O Ministério da Saúde anunciou nesta terça-feira, 31, um plano de ação para tentar reduzir o avanço da sífilis no Brasil. No ano passado, a doença alcançou níveis epidêmicos e continua a crescer no País. Nas duas últimas décadas, já causou a morte de mais de 2.100 bebês.
Os casos da doença aumentaram em todos os níveis. Em 2016 e 2017, o número de casos da infecção entre adultos subiu 27,8%, passando de 68.526 casos para 87.593. Entre gestantes, o aumento foi de 14%, passando de 32.561 para 37.436. A forma congênita, quando a infecção é transmitida da gestante para o bebê ainda no útero, também aumentou, mas de forma menos expressiva: 0,4%.
A estratégia anunciada nesta terça reforça as ações lançadas no ano passado, quando um pacto para reduzir os casos entre gestantes, seus bebês e parceiros e também entre a população adulta foi anunciado pelo governo. A medida visava aumentar a testagem e o início precoce do tratamento.
Atualmente, cerca de 37% das gestantes iniciam o tratamento da doença no primeiro trimestre da gestação. O porcentual ainda é considerado baixo, uma vez que as taxas de mortalidade de bebês que adquiriram a doença da mãe, ainda no útero, é quase 13 vezes maior do que a meta traçada pela Organização Mundial da Saúde (OMS). No País, a cada 1 mil crianças nascidas, 6,8 morrem pela doença. A meta de eliminação da sífilis é de que essa relação não ultrapasse 0,5 por 1 mil nascidos vivos.
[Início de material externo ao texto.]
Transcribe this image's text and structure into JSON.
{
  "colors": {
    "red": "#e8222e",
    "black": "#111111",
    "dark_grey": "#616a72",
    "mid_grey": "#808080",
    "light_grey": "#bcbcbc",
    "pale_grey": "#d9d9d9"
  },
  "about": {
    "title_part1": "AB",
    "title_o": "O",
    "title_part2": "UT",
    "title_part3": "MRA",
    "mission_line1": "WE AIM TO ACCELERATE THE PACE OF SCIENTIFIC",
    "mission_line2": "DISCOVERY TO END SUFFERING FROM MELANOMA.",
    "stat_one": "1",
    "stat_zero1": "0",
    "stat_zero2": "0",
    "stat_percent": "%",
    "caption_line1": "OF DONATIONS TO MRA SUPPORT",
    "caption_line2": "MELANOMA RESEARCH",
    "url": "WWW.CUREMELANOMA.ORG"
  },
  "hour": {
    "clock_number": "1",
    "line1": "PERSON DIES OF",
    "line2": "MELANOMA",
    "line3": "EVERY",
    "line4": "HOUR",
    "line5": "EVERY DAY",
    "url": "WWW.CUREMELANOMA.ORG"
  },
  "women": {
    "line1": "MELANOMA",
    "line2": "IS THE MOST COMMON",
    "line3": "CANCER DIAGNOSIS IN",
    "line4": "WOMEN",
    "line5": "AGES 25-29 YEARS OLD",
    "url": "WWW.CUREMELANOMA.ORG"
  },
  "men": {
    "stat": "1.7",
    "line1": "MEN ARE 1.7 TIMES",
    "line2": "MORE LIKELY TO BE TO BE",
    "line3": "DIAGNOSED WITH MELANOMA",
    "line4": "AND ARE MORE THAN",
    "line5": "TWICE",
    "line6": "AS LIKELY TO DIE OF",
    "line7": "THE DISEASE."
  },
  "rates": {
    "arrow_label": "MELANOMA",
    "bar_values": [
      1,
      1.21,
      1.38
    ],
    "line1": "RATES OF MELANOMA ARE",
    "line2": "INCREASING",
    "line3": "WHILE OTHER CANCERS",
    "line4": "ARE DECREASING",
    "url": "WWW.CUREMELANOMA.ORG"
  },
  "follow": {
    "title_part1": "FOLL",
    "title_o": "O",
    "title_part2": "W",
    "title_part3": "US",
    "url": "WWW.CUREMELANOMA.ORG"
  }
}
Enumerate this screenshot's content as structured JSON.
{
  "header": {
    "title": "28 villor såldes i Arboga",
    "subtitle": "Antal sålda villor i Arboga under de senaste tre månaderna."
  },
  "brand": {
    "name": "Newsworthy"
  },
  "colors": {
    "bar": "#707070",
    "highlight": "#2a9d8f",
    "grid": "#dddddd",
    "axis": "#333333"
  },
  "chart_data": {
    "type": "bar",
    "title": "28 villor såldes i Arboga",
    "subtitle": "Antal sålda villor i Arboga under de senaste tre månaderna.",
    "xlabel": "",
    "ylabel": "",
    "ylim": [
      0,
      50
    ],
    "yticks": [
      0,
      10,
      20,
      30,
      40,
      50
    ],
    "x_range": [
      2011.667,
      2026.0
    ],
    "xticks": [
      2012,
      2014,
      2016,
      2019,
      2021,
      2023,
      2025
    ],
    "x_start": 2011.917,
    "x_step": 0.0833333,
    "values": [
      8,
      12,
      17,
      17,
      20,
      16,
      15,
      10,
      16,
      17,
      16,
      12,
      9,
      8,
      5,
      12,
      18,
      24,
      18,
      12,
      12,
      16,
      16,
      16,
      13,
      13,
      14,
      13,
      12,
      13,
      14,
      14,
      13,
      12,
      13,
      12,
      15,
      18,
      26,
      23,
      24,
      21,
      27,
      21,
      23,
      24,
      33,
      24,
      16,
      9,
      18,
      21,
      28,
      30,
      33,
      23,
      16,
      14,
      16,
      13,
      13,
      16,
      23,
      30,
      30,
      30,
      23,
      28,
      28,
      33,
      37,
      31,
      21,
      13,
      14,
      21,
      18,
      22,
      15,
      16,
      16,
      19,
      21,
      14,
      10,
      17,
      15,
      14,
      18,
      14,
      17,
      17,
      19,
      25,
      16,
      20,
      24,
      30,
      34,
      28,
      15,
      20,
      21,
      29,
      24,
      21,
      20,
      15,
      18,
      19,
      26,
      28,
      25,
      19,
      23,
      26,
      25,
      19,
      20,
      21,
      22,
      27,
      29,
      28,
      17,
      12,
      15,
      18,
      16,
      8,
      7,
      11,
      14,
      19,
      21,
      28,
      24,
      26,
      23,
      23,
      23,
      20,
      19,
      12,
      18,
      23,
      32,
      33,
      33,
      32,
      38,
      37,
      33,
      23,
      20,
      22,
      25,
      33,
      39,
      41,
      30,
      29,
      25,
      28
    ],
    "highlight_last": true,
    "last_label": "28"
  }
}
“A sífilis é uma doença negligenciada tanto pelo profissional de saúde quanto pela população”, constatou a diretora do departamento de DST, Aids e Hepatites Virais do Ministério da Saúde, Adele Benzaken.
Segundo ela, essa situação precisa mudar rapidamente. “A sífilis mata bebês, provoca abortos e, no caso de adultos, pode provocar lesões no cérebros e problemas nos ossos”, completou.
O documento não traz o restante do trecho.